Nothing helps complete a good physique like a sharp, strong pair of shoulders. Shoulder training is very diverse and has many different movements. A big part of shoulder (delt) training involves training the rear delts as well. Rear delt training is very important not only to great shoulder appearance but also to posture. With good rear delt development, the shoulders are in a sense “pulled back” which then helps with proper posture of the spine, also causing the chest to pop out.
The rear delts serve their own particular purposes when it comes to function.
- shoulder extension (moving the upper arm down to the rear),
- transverse extension (moving the arm away from the chest with the elbows out to the sides),
- transverse abduction (moving the arm away from the chest with the elbows down), and
- external rotation (turning the upper arm outward).

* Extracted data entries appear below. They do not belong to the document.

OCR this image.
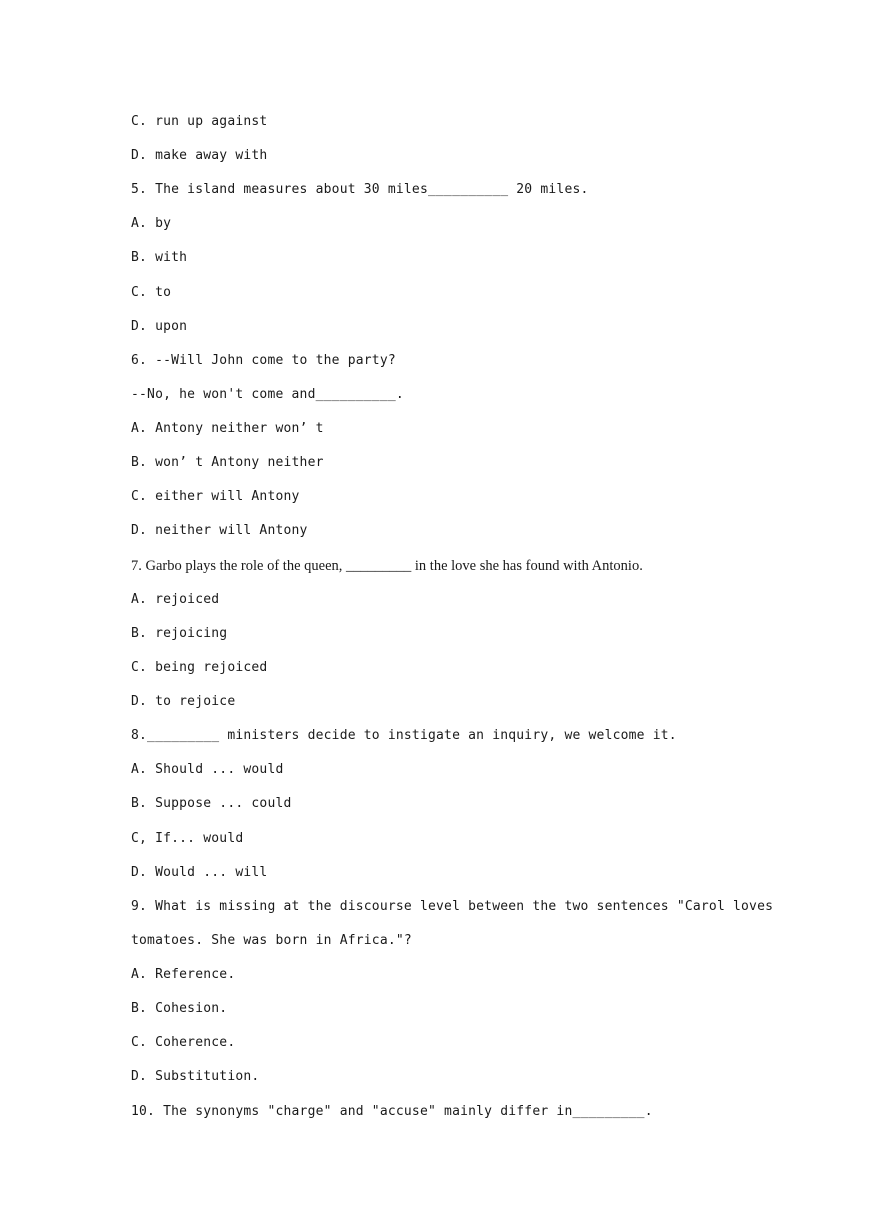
C. run up against
D. make away with
5. The island measures about 30 miles__________ 20 miles.
A. by
B. with
C. to
D. upon
6. --Will John come to the party?
--No, he won't come and__________.
A. Antony neither won’ t
B. won’ t Antony neither
C. either will Antony
D. neither will Antony
7. Garbo plays the role of the queen, _________ in the love she has found with Antonio.
A. rejoiced
B. rejoicing
C. being rejoiced
D. to rejoice
8._________ ministers decide to instigate an inquiry, we welcome it.
A. Should ... would
B. Suppose ... could
C, If... would
D. Would ... will
9. What is missing at the discourse level between the two sentences "Carol loves
tomatoes. She was born in Africa."?
A. Reference.
B. Cohesion.
C. Coherence.
D. Substitution.
10. The synonyms "charge" and "accuse" mainly differ in_________.
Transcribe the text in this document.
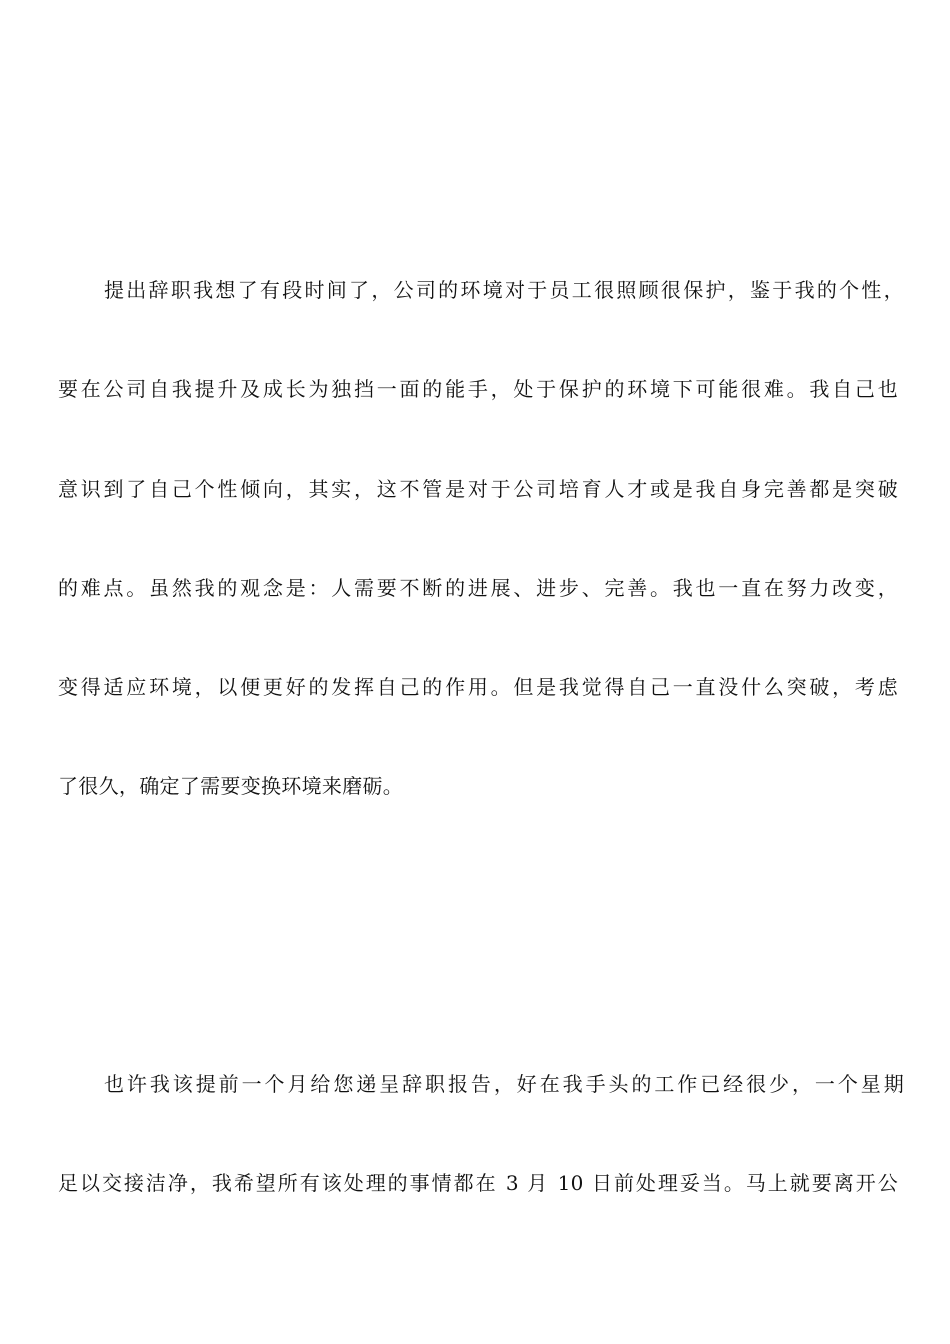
提出辞职我想了有段时间了，公司的环境对于员工很照顾很保护，鉴于我的个性，
要在公司自我提升及成长为独挡一面的能手，处于保护的环境下可能很难。我自己也
意识到了自己个性倾向，其实，这不管是对于公司培育人才或是我自身完善都是突破
的难点。虽然我的观念是：人需要不断的进展、进步、完善。我也一直在努力改变，
变得适应环境，以便更好的发挥自己的作用。但是我觉得自己一直没什么突破，考虑
了很久，确定了需要变换环境来磨砺。
也许我该提前一个月给您递呈辞职报告，好在我手头的工作已经很少，一个星期
足以交接洁净，我希望所有该处理的事情都在 3 月 10 日前处理妥当。马上就要离开公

If you are serious about training the shoulders properly, a movement you should be doing is face pulls. Face pulls involves a rope, usually used for tricep work, placed at face height (or slightly above). Standing at a distance where your arms are fully extended out with an overhand grip on the rope, pull the rope to your face, opening up the rope as it gets closer to your face. This should cause the elbows to flare out and your hands should be next to each side of your face. You should instantly feel a burn in the rear delt muscles.
It is always nice to do a movement that has numerous benefits. Face pulls are one of those movements. Face pulls are touted for working the rear delts, but actually possess some other benefits as well. Along with the rear delts, face pulls work the rotator cuffs, traps, and the smaller muscles of the mid-back. As noted about rear shoulder development and how it contributes to good posture, face pulls as you see also helps with overall shoulder health and preventing injuries.
Face pulls are great at isolating those hard to hit back shoulder muscles, so be careful with the amount of weight you use. Focus on really extending the arms out and getting a good squeeze when bringing the ropes back to your face. Range of motion may be more important than actual resistance when doing many different movements, especially one like face pulls.